Załóżmy, że jestem tego rodzaju osobnikiem i mam usposobienie strapionej mendy; kiedy otwieram oczy, nie patrzę na wyraźne i piękne kolory świata, nie czuję żadnego zapachu słodyczy, ale mam upojne drgawki z obrzydzenia; jest mi błogo, gdyż mam dreszcze z rozkoszy, że oto za chwilę komuś dam kopa.
Ale to tylko ja, pojedynczy frustrat. Dlaczego FRUSTRAT? Chętnie powiem Wam, dlaczego: bo TU żyłem. Bo przez 40 lat uczyłem się, miałem przyjaciół, tu chodziłem za potrzebą i za dziewczyną, i tu, każąc mi cieszyć się odzyskaną niepodległością, sprawiają, że boję się, np, wyjść na ulicę.
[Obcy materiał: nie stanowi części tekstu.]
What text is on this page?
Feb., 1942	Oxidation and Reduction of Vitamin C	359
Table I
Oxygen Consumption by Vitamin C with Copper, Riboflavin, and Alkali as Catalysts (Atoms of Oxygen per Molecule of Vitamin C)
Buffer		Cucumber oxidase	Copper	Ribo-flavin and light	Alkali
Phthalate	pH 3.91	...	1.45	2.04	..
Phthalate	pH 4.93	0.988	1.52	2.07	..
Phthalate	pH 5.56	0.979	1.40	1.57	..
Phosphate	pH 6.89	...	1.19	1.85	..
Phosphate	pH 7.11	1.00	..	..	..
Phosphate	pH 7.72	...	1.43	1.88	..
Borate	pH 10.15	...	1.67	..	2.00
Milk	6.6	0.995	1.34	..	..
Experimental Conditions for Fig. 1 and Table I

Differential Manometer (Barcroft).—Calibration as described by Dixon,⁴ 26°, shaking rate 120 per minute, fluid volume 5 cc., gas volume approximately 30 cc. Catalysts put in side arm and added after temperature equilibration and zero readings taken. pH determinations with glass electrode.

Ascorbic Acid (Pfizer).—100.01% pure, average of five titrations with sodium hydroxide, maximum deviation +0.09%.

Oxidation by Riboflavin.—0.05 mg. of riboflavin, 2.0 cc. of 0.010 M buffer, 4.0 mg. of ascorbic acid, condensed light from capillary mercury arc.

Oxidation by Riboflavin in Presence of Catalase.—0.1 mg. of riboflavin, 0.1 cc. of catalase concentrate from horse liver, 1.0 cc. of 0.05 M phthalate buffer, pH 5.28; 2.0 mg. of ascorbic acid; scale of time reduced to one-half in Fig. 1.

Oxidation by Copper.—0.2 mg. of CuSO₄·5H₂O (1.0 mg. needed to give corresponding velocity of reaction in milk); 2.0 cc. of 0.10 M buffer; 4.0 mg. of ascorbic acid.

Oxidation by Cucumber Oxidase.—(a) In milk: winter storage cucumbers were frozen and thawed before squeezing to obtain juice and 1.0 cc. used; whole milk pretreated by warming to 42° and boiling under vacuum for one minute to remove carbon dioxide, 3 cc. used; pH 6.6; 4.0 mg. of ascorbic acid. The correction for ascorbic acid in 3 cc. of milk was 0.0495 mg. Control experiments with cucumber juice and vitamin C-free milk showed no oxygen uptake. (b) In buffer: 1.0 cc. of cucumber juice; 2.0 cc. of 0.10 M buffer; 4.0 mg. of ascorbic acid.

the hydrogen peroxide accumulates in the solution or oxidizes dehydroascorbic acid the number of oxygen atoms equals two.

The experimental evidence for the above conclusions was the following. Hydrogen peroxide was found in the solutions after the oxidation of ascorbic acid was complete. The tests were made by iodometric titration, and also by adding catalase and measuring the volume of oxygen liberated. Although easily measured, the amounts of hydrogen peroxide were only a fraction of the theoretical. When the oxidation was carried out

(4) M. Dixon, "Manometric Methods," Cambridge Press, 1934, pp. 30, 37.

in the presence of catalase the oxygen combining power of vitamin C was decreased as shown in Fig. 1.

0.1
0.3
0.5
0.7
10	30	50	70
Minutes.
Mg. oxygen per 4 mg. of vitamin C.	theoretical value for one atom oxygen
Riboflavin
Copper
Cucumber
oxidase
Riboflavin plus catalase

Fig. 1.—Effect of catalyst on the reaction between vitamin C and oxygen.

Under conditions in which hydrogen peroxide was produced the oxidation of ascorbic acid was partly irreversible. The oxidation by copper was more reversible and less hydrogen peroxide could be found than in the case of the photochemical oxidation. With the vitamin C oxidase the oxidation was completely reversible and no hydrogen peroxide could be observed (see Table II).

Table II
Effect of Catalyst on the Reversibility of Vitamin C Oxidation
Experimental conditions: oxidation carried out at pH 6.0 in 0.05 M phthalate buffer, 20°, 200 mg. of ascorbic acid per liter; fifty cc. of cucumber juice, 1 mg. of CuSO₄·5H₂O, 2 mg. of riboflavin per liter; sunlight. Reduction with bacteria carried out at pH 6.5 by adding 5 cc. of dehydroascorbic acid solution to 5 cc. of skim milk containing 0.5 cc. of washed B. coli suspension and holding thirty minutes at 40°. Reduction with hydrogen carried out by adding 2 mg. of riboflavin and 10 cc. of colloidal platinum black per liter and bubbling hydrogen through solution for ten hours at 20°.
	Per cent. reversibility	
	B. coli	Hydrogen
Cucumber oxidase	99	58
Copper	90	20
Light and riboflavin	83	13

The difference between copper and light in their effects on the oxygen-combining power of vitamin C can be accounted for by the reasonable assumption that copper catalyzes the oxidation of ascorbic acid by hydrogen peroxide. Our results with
Uogólnijmy: sprawy MALKONTENCTWA, SCEPTYCYZMU i naszych innych narodowych cech - NIE MA. Wyobraźmy sobie, że nasz kraj przeniesiono w rejon geograficznie odległy od obecnego. W rejon mentalnościowo zbliżony do Szwajcarii. Żyjemy więc w idealnej nieświadomości tego, co było. Tego, co straciliśmy. Nie było zaborów, żadnej okupacji, komuszych sporów o wolną Polskę.
A skoro nie pamiętamy tego, co było, skoro nie tęsknimy za swoją przeszłością, łatwiej nam zaakceptować to, co jest. I łatwiej zrobić tak, by było jeszcze lepiej.